Miscellaneous operations

Record types support various operations that are demonstrated below:

>>> p = Point3D(x=1, y=2, z=3)
>>> len(p)              # get the number of fields in the record
3
>>> 4 in p              # supports membership testing using the in operator
False
>>> 4 not in p
True
>>> iterator = iter(p)  # supports iterators
>>> next(iterator)
1
>>> next(iterator)
2
>>> reverse_iterator = reversed(p)  # iterate in reverse
>>> next(reverse_iterator)
3
>>> next(reverse_iterator)
2
>>> p._index(2)         # get the index of the first occurrence of a value
1
>>> p._update(x=1, y=3, z=3)
>>> p._count(3)         # find out how many times a value occurs in the record
2
>>> vars(p)             # return an OrderedDict mapping fieldnames to values
OrderedDict([('x': 1), ('y': 3), ('z': 3)])

Pickling

Instances can be pickled:

>>> import pickle
>>> pickled_p = pickle.loads(pickle.dumps(p))
>>> pickled_p == p
True

Subclassing

Since record types are normal Python classes it is easy to add or change functionality with a subclass. Here is how to add a calculated field and a fixed-width print format:

>>> class Point(make_rectype('Point', 'x y')):
...     __slots__ = ()
...     @property
...     def hypotenuse(self):
...         return (self.x ** 2 + self.y ** 2) ** 0.5
...     def __str__(self):
...         return ('Point: x={0:6.3f} y={1:6.3f} hypotenuse={2:6.3f}'
...             .format(self.x, self.y, self.hypotenuse))
>>> p = Point(x=3, y=4.5)
>>> print(p)
Point: x= 3.000 y= 4.500 hypotenuse= 5.408

The subclass shown above sets __slots__ to an empty tuple.

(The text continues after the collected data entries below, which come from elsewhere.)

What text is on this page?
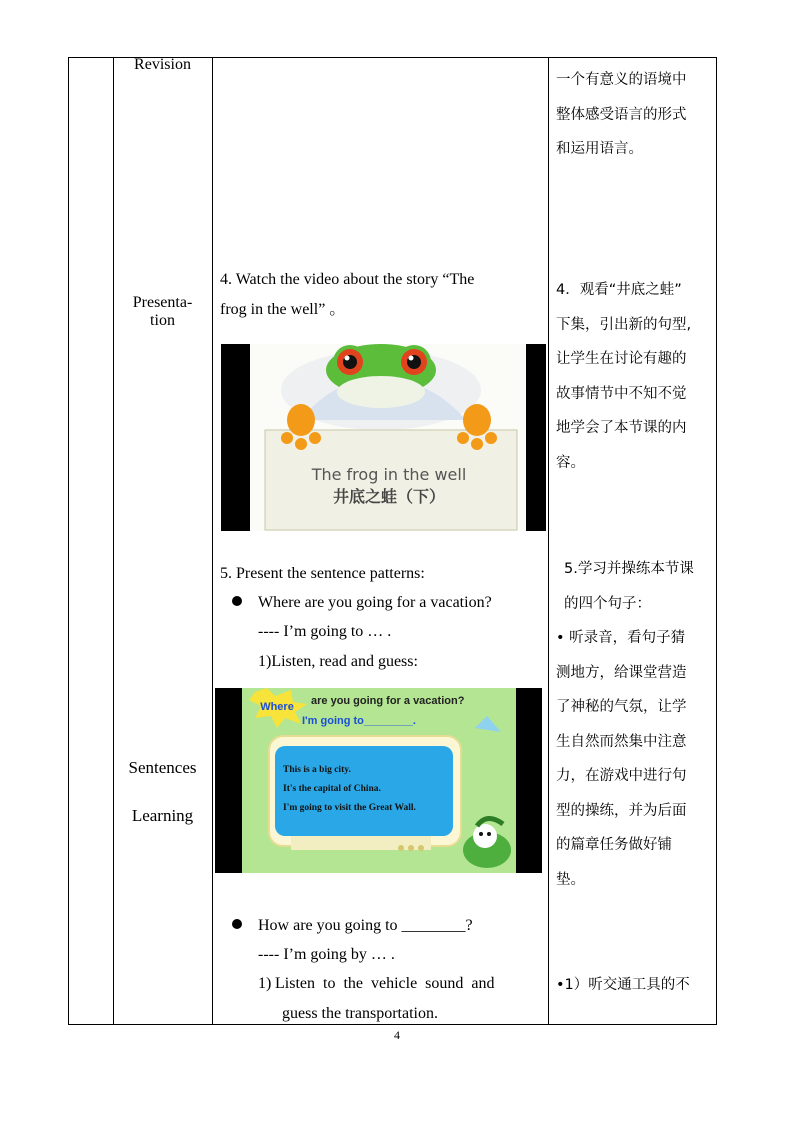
Revision
Presenta-
tion
Sentences
Learning
4. Watch the video about the story “The
frog in the well” 。
The frog in the well
井底之蛙（下）
5. Present the sentence patterns:
Where are you going for a vacation?
---- I’m going to … .
1)Listen, read and guess:
Where are you going for a vacation?
I'm going to________.
This is a big city.
It's the capital of China.
I'm going to visit the Great Wall.
How are you going to ________?
---- I’m going by … .
1) Listen  to  the  vehicle  sound  and
guess the transportation.
一个有意义的语境中
整体感受语言的形式
和运用语言。
4．观看“井底之蛙”
下集，引出新的句型,
让学生在讨论有趣的
故事情节中不知不觉
地学会了本节课的内
容。
5.学习并操练本节课
的四个句子：
• 听录音，看句子猜
测地方，给课堂营造
了神秘的气氛，让学
生自然而然集中注意
力，在游戏中进行句
型的操练，并为后面
的篇章任务做好铺
垫。
•1）听交通工具的不
4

This helps keep memory requirements low by preventing the creation of per-instance dictionaries.

Adding fields/attributes

Because record objects are based on slots, new fields cannot be added after object creation:

>>> Point = make_rectype('Point', 'x y')
>>> p = Point(1, 2)
>>> p.new_attribute = 4   # Can't do this!
AttributeError                  Traceback (most recent call last)
<ipython-input-8-55738ba62948> in <module>()
----> 1 rec.c = 3

AttributeError: 'Point' object has no attribute 'new_attribute'

Subclassing is also not useful for adding new attributes. Instead, simply create a new record type from the _fieldnames class attribute:

>>> Point3D = make_rectype('Point3D', Point._fieldnames + ('z',))

More than 255 fields

Record types have no limit on the number of fields whereas named tuples are limited to 255 fields:

>>> fieldnames = ['f{0}'.format(i) for i in range(1000)]
>>> values = [i for i in range(1000)]
>>> from collections import namedtuple
>>> NT = namedtuple('NT', fieldnames)
SyntaxError: more than 255 fields
>>> Rec = make_rectype('Rec', fieldnames)
>>> rec = Rec(*values)
>>> rec.f0
0
>>> rec.f999
999

Whilst it is unusual to require more than 255 fields it can sometimes be handy if reading data from a csv file (or similar) that has a lot of columns.